LGBT activists question Peru’s response to trans man’s death in Indonesia

LGBT activists question Peru's response to trans man's death in Indonesia

LIMA: LGBT active supporters and workers in Peru kept a protest upon Friday (Aug 26) questioning how their particular government handled the death of a Peruvian transgender man in Indonesia earlier this particular month who was held at the airport upon arriving to commemorate his honeymoon.

Rodrigo Ventosilla, a Peruvian graduate student at Harvard University and transgender rights activist, died on the tourist tropical isle of Bali of “bodily failure” days after being held for alleged marijuana possession.

Peru’s foreign ministry released a statement recently calling Ventosilla’s supposed drug possession a critical crime in Indonesia and that transphobia has not been a factor in his arrest, but did not acknowledge he had later died while in custody.

“We reject and condemn the foreign ministry’s statement, ” said LGBT activist Luz Manriquez at a small protest within Lima.

Manriquez said the government’s statement was biased because it adopted Indonesia’s position and did not demand an investigation.

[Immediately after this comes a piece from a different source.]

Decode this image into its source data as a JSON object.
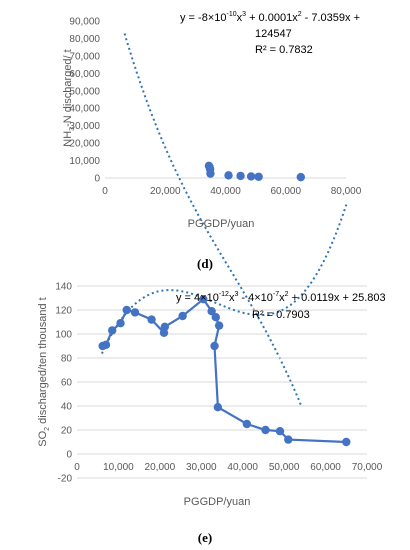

“It lacks sympathy because it does not recognize that a Peruvian has died in the hands of police from another country, inch Manriquez added.

Brenda Alvarez, an attorney for Ventosilla’s loved ones, told reporters on Friday the foreign ministry had agreed to apologise over the statement and launch a study.

Peru’s foreign ministry could not end up being reached for comment.

Alvarez added there is no date to get when Ventosilla’s entire body will arrive in Lima.

The Indonesian police told Reuters this week the case can be closed and that simply no violence was involved with Ventosilla’s death.

“Even if you are held in another country, it is unreal and painful that will (the Peruvian government) can leave you such as this, ” said Arturo Davila, a member associated with Diversidades Trans Masculinas, a trans legal rights organization that Ventosilla founded seven years ago in Peru.